Less crowded. What do we mean? The suburbs are often associated with peace and quiet, privacy, parking spots galore; easier access to children’s day care and recreation programs; and doctor and dentist appointments are generally easier to come by. For home hunters with a growing family, these alone are worth the trade-offs that come with moving away from the big city.
Amenities. If you haven’t checked out the local community facilities in the suburbs, you’re in for a treat. Because these areas are typically newer developments, the community centres, schools, libraries and parks are also new – and they’re impressive. Clean, bright, open and outfitted with modern technology, these spaces are well-used and well-loved by suburbanites.
New infrastructure. When we said the suburbs are new developments, that also includes infrastructure. Roadways and bridges, the public transit system that travels across them, and the sewer system that runs beneath them. Also, under-ground power lines!

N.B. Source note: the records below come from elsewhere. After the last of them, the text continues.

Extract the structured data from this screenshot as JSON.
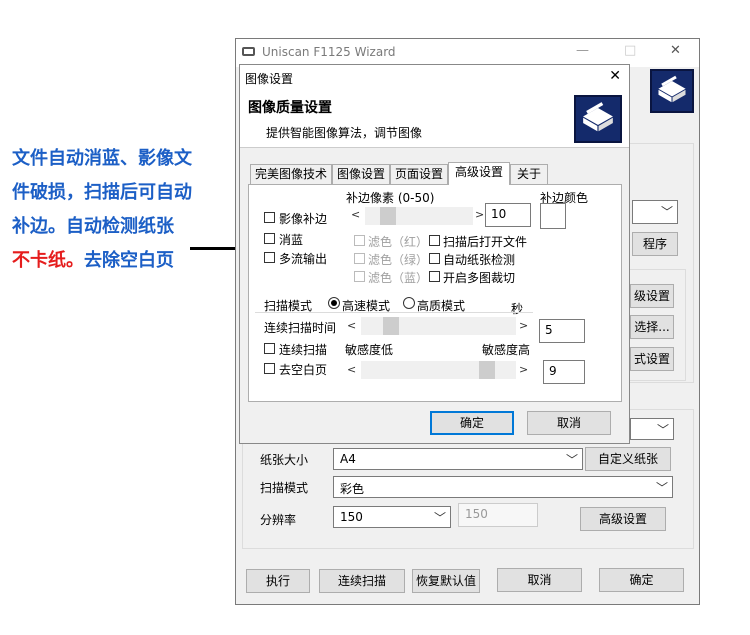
{
  "annotation": {
    "lines": [
      {
        "text": "文件自动消蓝、影像文",
        "color": "blue"
      },
      {
        "text": "件破损，扫描后可自动",
        "color": "blue"
      },
      {
        "text": "补边。自动检测纸张",
        "color": "blue"
      },
      {
        "text": "不卡纸。",
        "color": "red",
        "tail": "去除空白页"
      }
    ]
  },
  "window": {
    "title": "Uniscan F1125 Wizard",
    "controls": {
      "minimize": "—",
      "maximize": "□",
      "close": "✕"
    },
    "right_buttons": [
      "程序",
      "级设置",
      "选择...",
      "式设置"
    ],
    "rows": [
      {
        "label": "纸张大小",
        "value": "A4",
        "button": "自定义纸张"
      },
      {
        "label": "扫描模式",
        "value": "彩色"
      },
      {
        "label": "分辨率",
        "value": "150",
        "extra": "150",
        "button": "高级设置"
      }
    ],
    "bottom_buttons": [
      "执行",
      "连续扫描",
      "恢复默认值",
      "取消",
      "确定"
    ]
  },
  "dialog": {
    "title": "图像设置",
    "close": "✕",
    "header": {
      "title": "图像质量设置",
      "subtitle": "提供智能图像算法，调节图像"
    },
    "tabs": [
      "完美图像技术",
      "图像设置",
      "页面设置",
      "高级设置",
      "关于"
    ],
    "selected_tab": "高级设置",
    "advanced": {
      "fill_pixel_label": "补边像素 (0-50)",
      "fill_color_label": "补边颜色",
      "fill_pixel_value": "10",
      "image_fill": "影像补边",
      "remove_blue": "消蓝",
      "multi_stream": "多流输出",
      "filter_red": "滤色（红）",
      "filter_green": "滤色（绿）",
      "filter_blue": "滤色（蓝）",
      "open_after_scan": "扫描后打开文件",
      "auto_paper_detect": "自动纸张检测",
      "multi_crop": "开启多图裁切",
      "scan_mode_label": "扫描模式",
      "fast_mode": "高速模式",
      "quality_mode": "高质模式",
      "scan_mode_selected": "高速模式",
      "seconds_label": "秒",
      "continuous_time_label": "连续扫描时间",
      "continuous_time_value": "5",
      "continuous_scan": "连续扫描",
      "remove_blank": "去空白页",
      "sensitivity_low": "敏感度低",
      "sensitivity_high": "敏感度高",
      "sensitivity_value": "9"
    },
    "ok": "确定",
    "cancel": "取消"
  }
}
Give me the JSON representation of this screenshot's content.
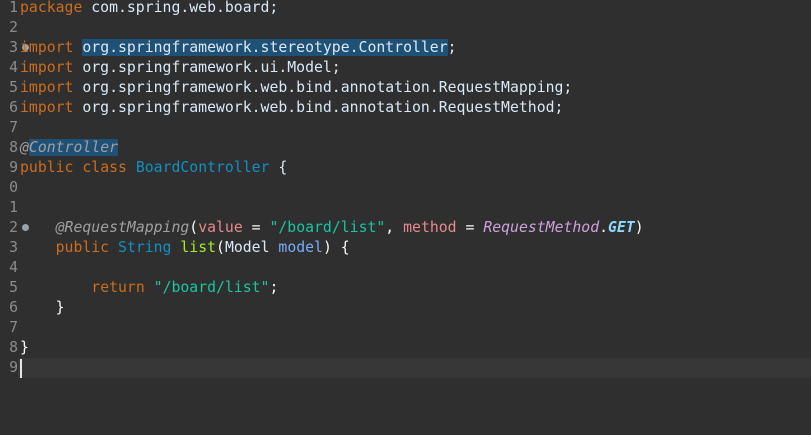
{
  "editor": {
    "colors": {
      "background": "#2f2f2f",
      "current_line": "#373737",
      "keyword": "#cc6c1d",
      "string": "#17c6a3",
      "selection": "#1f5075"
    },
    "line_numbers": [
      "1",
      "2",
      "3",
      "4",
      "5",
      "6",
      "7",
      "8",
      "9",
      "0",
      "1",
      "2",
      "3",
      "4",
      "5",
      "6",
      "7",
      "8",
      "9"
    ],
    "fold_markers_on": [
      "3",
      "12"
    ],
    "lines": {
      "l1": {
        "kw": "package",
        "rest": " com.spring.web.board;"
      },
      "l3": {
        "kw": "import",
        "sp": " ",
        "hl": "org.springframework.stereotype.Controller",
        "rest": ";"
      },
      "l4": {
        "kw": "import",
        "rest": " org.springframework.ui.Model;"
      },
      "l5": {
        "kw": "import",
        "rest": " org.springframework.web.bind.annotation.RequestMapping;"
      },
      "l6": {
        "kw": "import",
        "rest": " org.springframework.web.bind.annotation.RequestMethod;"
      },
      "l8": {
        "at": "@",
        "hl": "Controller"
      },
      "l9": {
        "kw1": "public",
        "kw2": "class",
        "cls": "BoardController",
        "rest": " {"
      },
      "l12": {
        "ann": "@RequestMapping",
        "p1": "(",
        "attr1": "value",
        "eq1": " = ",
        "str": "\"/board/list\"",
        "comma": ", ",
        "attr2": "method",
        "eq2": " = ",
        "enumtype": "RequestMethod",
        "dot": ".",
        "enumconst": "GET",
        "p2": ")"
      },
      "l13": {
        "kw": "public",
        "type": "String",
        "name": "list",
        "p1": "(",
        "ptype": "Model",
        "pname": "model",
        "rest": ") {"
      },
      "l15": {
        "kw": "return",
        "str": "\"/board/list\"",
        "rest": ";"
      },
      "l16": {
        "rest": "}"
      },
      "l18": {
        "rest": "}"
      }
    }
  }
}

More green space. Suburban communities are often surrounded undeveloped land, which often means farms, fields, forests and wildlife. This also means better air quality, depending on how far you actually are from the downtown core.
Best of both worlds. As we said at the very beginning, many move-over home hunters are casting a wider net in search of balance between price, space and other liveability factors. The suburbs are not quite city and not quite country, but offer relative proximity to each.